In our equation examples, x and y are the variables. You plug in a value for x and it gives you a value for y. So, the value of y is dependent on the value that you give to x. The exponent or power of x determines the type of equation. If you set up one side of the equation to be y and have that equal to something else, we can look at the exponent of x and determine whether the exponent is a 1 or not. If the power of x is 1, then the equation is linear.

To make things a little more confusing, if there is no exponent, we assume the exponent is 1. So, in the equation y = x, the exponent of x is considered to be 1. In our question, we had the following choices.

a) y = x + 4

b) y = x + 2^{2}

c) y = x^{2} + 7

d) y = 4x + 4

Most of the equations are linear. You were supposed to pick the one equation that was __not__ linear. There is no exponent on x in "a", so we assume an exponent of 1. Choice "a" is linear. I tried to trick you in choice "b". The exponent on the 2 is not an exponent on x. There is no exponent on our variable x, so we assume it to be 1. The answer is not "b". In "c" x has an exponent of 2. The exponent is the number above the rest of the numbers. Since it's a 2, it means take x times itself. If it was a 4 it would mean take x times itself 4 times. If x has an exponent that is not 1, then x is not linear.
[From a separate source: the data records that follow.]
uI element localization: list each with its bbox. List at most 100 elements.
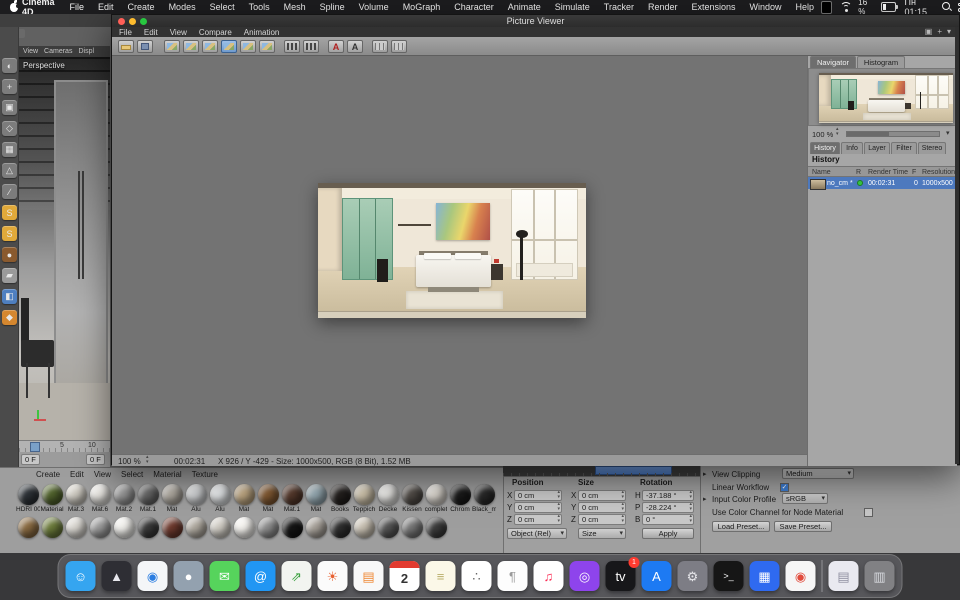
material-sphere[interactable] — [450, 484, 471, 505]
layer-grid-icon[interactable] — [391, 40, 407, 53]
material-item[interactable]: Material — [40, 484, 64, 513]
compare-ab-icon[interactable] — [240, 40, 256, 53]
tool-icon-2[interactable]: ▣ — [2, 100, 17, 115]
col-render-time[interactable]: Render Time — [868, 169, 908, 176]
material-item[interactable] — [352, 517, 376, 538]
zoom-button[interactable] — [140, 18, 147, 25]
pv-menu-compare[interactable]: Compare — [199, 28, 232, 37]
material-item[interactable] — [88, 517, 112, 538]
save-preset-button[interactable]: Save Preset... — [774, 521, 832, 532]
menu-create[interactable]: Create — [121, 2, 162, 12]
dock-icon-textedit[interactable]: ¶ — [498, 561, 528, 591]
material-sphere[interactable] — [258, 517, 279, 538]
viewport-scene[interactable] — [19, 57, 110, 440]
menu-edit[interactable]: Edit — [91, 2, 121, 12]
material-sphere[interactable] — [162, 517, 183, 538]
material-item[interactable] — [400, 517, 424, 538]
material-sphere[interactable] — [426, 484, 447, 505]
menu-help[interactable]: Help — [789, 2, 822, 12]
material-item[interactable] — [208, 517, 232, 538]
col-r[interactable]: R — [856, 169, 861, 176]
dock-icon-safari[interactable]: ◉ — [138, 561, 168, 591]
material-item[interactable] — [160, 517, 184, 538]
dock-icon-music[interactable]: ♫ — [534, 561, 564, 591]
dock-icon-photos[interactable]: ☀ — [318, 561, 348, 591]
window-titlebar[interactable]: Picture Viewer — [112, 15, 959, 27]
menu-file[interactable]: File — [63, 2, 92, 12]
navigator-zoom-value[interactable]: 100 % — [812, 130, 833, 139]
material-sphere[interactable] — [282, 517, 303, 538]
material-item[interactable]: Mat.2 — [112, 484, 136, 513]
col-resolution[interactable]: Resolution — [922, 169, 955, 176]
material-item[interactable] — [424, 517, 448, 538]
linear-workflow-checkbox[interactable]: ✓ — [780, 483, 789, 492]
material-item[interactable]: Black_m — [472, 484, 496, 513]
rot-b-field[interactable]: 0 °▴▾ — [642, 514, 694, 525]
size-x-field[interactable]: 0 cm▴▾ — [578, 490, 626, 501]
menu-volume[interactable]: Volume — [352, 2, 396, 12]
material-sphere[interactable] — [402, 517, 423, 538]
menu-animate[interactable]: Animate — [501, 2, 548, 12]
pv-menu-edit[interactable]: Edit — [144, 28, 158, 37]
wifi-icon[interactable] — [840, 2, 850, 12]
material-item[interactable]: Mat — [160, 484, 184, 513]
material-sphere[interactable] — [354, 517, 375, 538]
dock-icon-terminal[interactable]: >_ — [714, 561, 744, 591]
material-sphere[interactable] — [378, 484, 399, 505]
dock-icon-settings[interactable]: ⚙ — [678, 561, 708, 591]
load-preset-button[interactable]: Load Preset... — [712, 521, 770, 532]
tool-icon-11[interactable]: ◧ — [2, 289, 17, 304]
menu-extensions[interactable]: Extensions — [684, 2, 742, 12]
frame-start-field[interactable]: 0 F — [21, 454, 40, 465]
status-zoom-value[interactable]: 100 % — [118, 457, 141, 466]
material-menu-select[interactable]: Select — [121, 470, 143, 479]
viewport-menu-cameras[interactable]: Cameras — [44, 48, 72, 55]
tool-icon-6[interactable]: ∕ — [2, 184, 17, 199]
material-sphere[interactable] — [114, 517, 135, 538]
material-sphere[interactable] — [426, 517, 447, 538]
size-z-field[interactable]: 0 cm▴▾ — [578, 514, 626, 525]
material-sphere[interactable] — [306, 517, 327, 538]
material-menu-view[interactable]: View — [94, 470, 111, 479]
dock-icon-finder[interactable]: ☺ — [66, 561, 96, 591]
material-sphere[interactable] — [210, 517, 231, 538]
checker-bg-icon[interactable] — [372, 40, 388, 53]
pv-menu-view[interactable]: View — [170, 28, 187, 37]
tab-info[interactable]: Info — [841, 142, 863, 154]
material-sphere[interactable] — [186, 484, 207, 505]
material-sphere[interactable] — [138, 484, 159, 505]
material-sphere[interactable] — [354, 484, 375, 505]
material-sphere[interactable] — [234, 484, 255, 505]
menu-simulate[interactable]: Simulate — [548, 2, 597, 12]
zoom-slider[interactable] — [846, 131, 940, 137]
open-file-icon[interactable] — [118, 40, 134, 53]
animation-icon[interactable] — [303, 40, 319, 53]
panel-menu-icon[interactable]: ▾ — [947, 27, 951, 36]
material-item[interactable]: Mat.1 — [280, 484, 304, 513]
menu-window[interactable]: Window — [743, 2, 789, 12]
material-sphere[interactable] — [234, 517, 255, 538]
material-item[interactable]: Mat.1 — [136, 484, 160, 513]
dock-icon-documents[interactable]: ▤ — [829, 561, 859, 591]
rot-p-field[interactable]: -28.224 °▴▾ — [642, 502, 694, 513]
close-button[interactable] — [118, 18, 125, 25]
material-item[interactable]: Alu — [208, 484, 232, 513]
dock-icon-notes[interactable]: ≡ — [426, 561, 456, 591]
view-clipping-dropdown[interactable]: Medium — [782, 468, 854, 479]
material-item[interactable]: Mat.3 — [64, 484, 88, 513]
apply-button[interactable]: Apply — [642, 528, 694, 539]
material-sphere[interactable] — [42, 517, 63, 538]
material-item[interactable] — [304, 517, 328, 538]
menu-tools[interactable]: Tools — [242, 2, 277, 12]
sketch-tool-icon[interactable]: S — [2, 205, 17, 220]
object-mode-dropdown[interactable]: Object (Rel) — [507, 528, 567, 539]
alpha-gray-icon[interactable]: A — [347, 40, 363, 53]
use-color-channel-checkbox[interactable] — [864, 508, 873, 517]
tab-stereo[interactable]: Stereo — [918, 142, 946, 154]
pv-menu-file[interactable]: File — [119, 28, 132, 37]
menu-select[interactable]: Select — [203, 2, 242, 12]
pv-menu-animation[interactable]: Animation — [244, 28, 280, 37]
material-item[interactable] — [16, 517, 40, 538]
zoom-stepper[interactable]: ▴▾ — [836, 127, 839, 137]
material-item[interactable] — [40, 517, 64, 538]
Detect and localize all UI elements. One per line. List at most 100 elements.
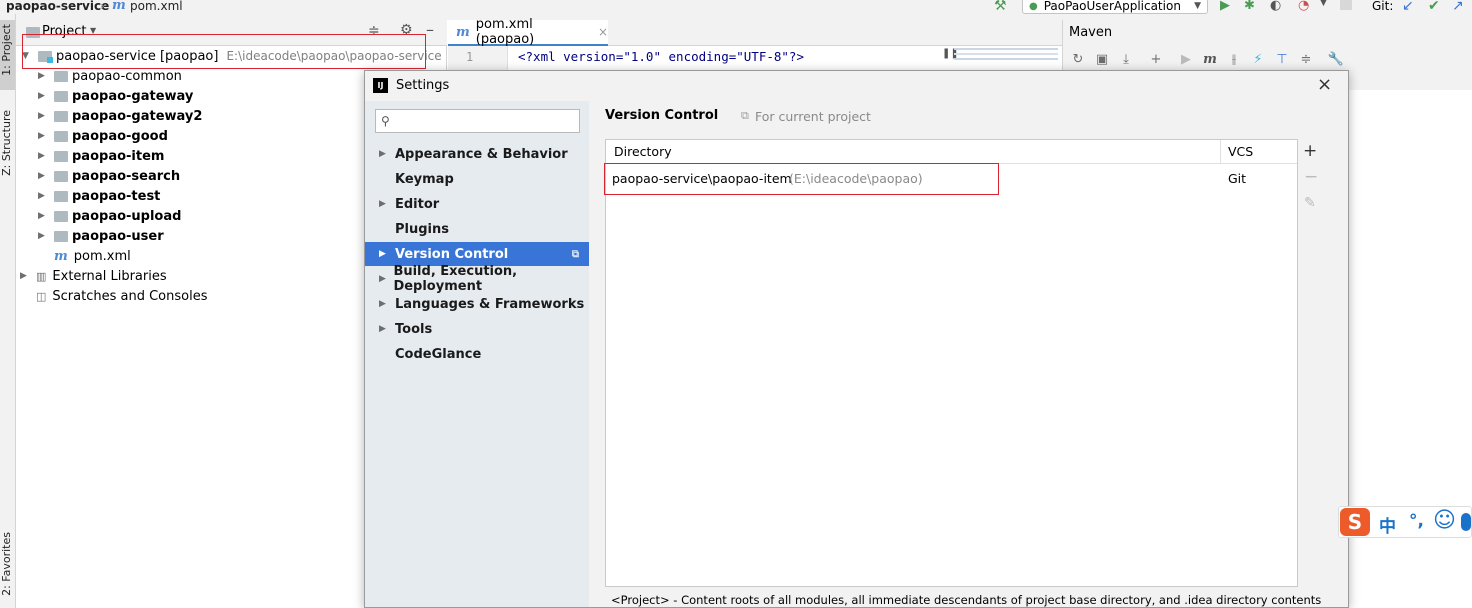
collapsed-arrow-icon[interactable]: ▶ — [38, 131, 48, 141]
debug-icon[interactable]: ✱ — [1244, 0, 1255, 13]
search-field[interactable] — [393, 114, 564, 128]
reload-icon[interactable]: ↻ — [1069, 51, 1087, 69]
settings-nav: ⚲ ▶ Appearance & Behavior Keymap ▶ Editor Plu… — [365, 101, 589, 607]
tree-item-external-libraries[interactable]: ▶ ▥ External Libraries — [20, 266, 167, 286]
emoji-icon[interactable]: ☺ — [1433, 508, 1456, 533]
settings-nav-item[interactable]: Keymap — [365, 167, 589, 191]
tree-item-module[interactable]: ▶ paopao-search — [38, 166, 180, 186]
toggle-offline-icon[interactable]: ⫲ — [1225, 51, 1243, 69]
profile-dropdown-icon[interactable]: ▼ — [1320, 0, 1327, 8]
tree-item-label: paopao-user — [72, 228, 164, 244]
collapse-icon[interactable]: ≑ — [1297, 51, 1315, 69]
tab-structure[interactable]: Z: Structure — [0, 110, 16, 176]
tree-item-module[interactable]: ▶ paopao-common — [38, 66, 182, 86]
copy-icon: ⧉ — [741, 109, 749, 122]
sogou-logo-icon[interactable]: S — [1340, 508, 1370, 536]
tree-item-module[interactable]: ▶ paopao-gateway — [38, 86, 193, 106]
row-vcs: Git — [1228, 171, 1247, 186]
folder-icon — [54, 170, 68, 182]
collapsed-arrow-icon[interactable]: ▶ — [38, 151, 48, 161]
show-dependencies-icon[interactable]: ⊤ — [1273, 51, 1291, 69]
navigation-bar: paopao-service › m pom.xml ⚒ ● PaoPaoUse… — [0, 0, 1472, 20]
git-push-icon[interactable]: ↗ — [1452, 0, 1464, 14]
breadcrumb-file[interactable]: pom.xml — [130, 0, 183, 12]
tree-item-label: paopao-common — [72, 68, 182, 84]
collapsed-arrow-icon[interactable]: ▶ — [38, 171, 48, 181]
collapsed-arrow-icon[interactable]: ▶ — [20, 271, 30, 281]
column-vcs[interactable]: VCS — [1228, 144, 1253, 159]
run-config-select[interactable]: ● PaoPaoUserApplication ▼ — [1022, 0, 1208, 14]
close-icon[interactable]: × — [598, 25, 608, 39]
code-editor[interactable]: 1 <?xml version="1.0" encoding="UTF-8"?>… — [448, 46, 1062, 70]
settings-search-input[interactable]: ⚲ — [375, 109, 580, 133]
collapsed-arrow-icon[interactable]: ▶ — [38, 91, 48, 101]
tree-item-module[interactable]: ▶ paopao-good — [38, 126, 168, 146]
settings-nav-label: Build, Execution, Deployment — [393, 264, 518, 294]
run-config-label: PaoPaoUserApplication — [1043, 0, 1181, 13]
settings-nav-item[interactable]: CodeGlance — [365, 342, 589, 366]
settings-nav-item[interactable]: ▶ Version Control ⧉ — [365, 242, 589, 266]
settings-nav-item[interactable]: ▶ Tools — [365, 317, 589, 341]
collapsed-arrow-icon[interactable]: ▶ — [38, 231, 48, 241]
settings-nav-item[interactable]: ▶ Editor — [365, 192, 589, 216]
folder-icon — [54, 150, 68, 162]
ime-language[interactable]: 中 — [1379, 512, 1396, 537]
coverage-icon[interactable]: ◐ — [1270, 0, 1281, 13]
tab-project[interactable]: 1: Project — [0, 24, 16, 76]
settings-nav-label: Plugins — [395, 221, 449, 237]
generate-sources-icon[interactable]: ▣ — [1093, 51, 1111, 69]
collapsed-arrow-icon: ▶ — [379, 149, 386, 159]
edit-mapping-icon[interactable]: ✎ — [1304, 195, 1316, 211]
spring-icon: ● — [1029, 0, 1038, 12]
column-directory[interactable]: Directory — [614, 144, 672, 159]
editor-tab-bar: m pom.xml (paopao) × — [448, 17, 1062, 47]
code-minimap[interactable] — [954, 48, 1058, 62]
tab-favorites[interactable]: 2: Favorites — [0, 532, 16, 596]
git-commit-icon[interactable]: ✔ — [1428, 0, 1440, 14]
tree-item-module[interactable]: ▶ paopao-gateway2 — [38, 106, 202, 126]
breadcrumb-chevron-icon: › — [100, 0, 105, 13]
tree-item-pom[interactable]: m pom.xml — [54, 246, 131, 266]
tree-item-module[interactable]: ▶ paopao-test — [38, 186, 160, 206]
collapsed-arrow-icon: ▶ — [379, 274, 386, 284]
tab-pom-xml[interactable]: m pom.xml (paopao) × — [448, 17, 608, 47]
hammer-icon[interactable]: ⚒ — [994, 0, 1007, 14]
close-icon[interactable]: × — [1317, 74, 1332, 95]
microphone-icon[interactable] — [1461, 513, 1471, 531]
skip-tests-icon[interactable]: ⚡ — [1249, 51, 1267, 69]
execute-goal-icon[interactable]: m — [1201, 51, 1219, 69]
tree-item-module[interactable]: ▶ paopao-user — [38, 226, 164, 246]
ime-punctuation[interactable]: °, — [1409, 511, 1424, 531]
collapsed-arrow-icon[interactable]: ▶ — [38, 191, 48, 201]
settings-nav-item[interactable]: ▶ Languages & Frameworks — [365, 292, 589, 316]
settings-nav-item[interactable]: Plugins — [365, 217, 589, 241]
settings-nav-label: CodeGlance — [395, 346, 482, 362]
settings-nav-label: Languages & Frameworks — [395, 296, 585, 312]
run-icon[interactable]: ▶ — [1220, 0, 1230, 13]
line-number: 1 — [466, 50, 474, 64]
folder-icon — [54, 70, 68, 82]
settings-nav-item[interactable]: ▶ Build, Execution, Deployment — [365, 264, 589, 294]
tree-item-module[interactable]: ▶ paopao-upload — [38, 206, 181, 226]
tree-item-module[interactable]: ▶ paopao-item — [38, 146, 164, 166]
remove-mapping-icon[interactable]: − — [1304, 167, 1318, 187]
download-icon[interactable]: ⤓ — [1117, 51, 1135, 69]
collapsed-arrow-icon[interactable]: ▶ — [38, 211, 48, 221]
collapsed-arrow-icon[interactable]: ▶ — [38, 71, 48, 81]
tree-item-label: paopao-good — [72, 128, 168, 144]
breadcrumb-project[interactable]: paopao-service — [6, 0, 109, 14]
collapsed-arrow-icon: ▶ — [379, 249, 386, 259]
tree-item-scratches[interactable]: ◫ Scratches and Consoles — [36, 286, 207, 306]
collapsed-arrow-icon[interactable]: ▶ — [38, 111, 48, 121]
stop-icon[interactable] — [1340, 0, 1352, 10]
settings-nav-item[interactable]: ▶ Appearance & Behavior — [365, 142, 589, 166]
run-icon[interactable]: ▶ — [1177, 51, 1195, 69]
hide-panel-icon[interactable]: – — [426, 20, 434, 39]
git-update-icon[interactable]: ↙ — [1402, 0, 1414, 14]
add-mapping-icon[interactable]: + — [1303, 141, 1317, 161]
ime-toolbar: S 中 °, ☺ — [1338, 506, 1472, 538]
wrench-icon[interactable]: 🔧 — [1327, 51, 1345, 69]
profile-icon[interactable]: ◔ — [1298, 0, 1309, 13]
add-icon[interactable]: + — [1147, 51, 1165, 69]
dialog-title: Settings — [396, 78, 450, 93]
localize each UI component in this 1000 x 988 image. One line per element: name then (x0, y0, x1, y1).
Let's give it one more try. Remember to choose the one that does not have an exponent of x that is 1. By the way, the reason we call these linear is because - if you graph them - the solution points form a straight line.

a) y = x + 3

b) y = - x^{2} + 7

c) y = x + 2^{4}

d) y = 3x + 3

Click the letter corresponding to the equation that is __not__ linear.

Well, no - not really. Math is Cool in the sense that it is extremely powerful. It is always correct. And I believe it to be the language of God. But, if - by "Cool", you mean it will make you attractive to the opposite sex. Well, probably not. However, to be fair - I am happily married and I've always been a nut about math.

There's an interesting website with an article that attempts to answer the question "Why Must I Learn Math" by Mark Karadimos. But does it make you "cool". I don't really know. Will a lack of mathematics make you an idiot - definitely. You'll soon find yourself making statements like - "The town was decimated by a horrific flood" which actually means that 90% of the town was untouched. Wait a minute, that may not be math - this could be a vocabulary problem.

So - "Math is Cool", that statement is up for debate. Should math be cool? Definitely!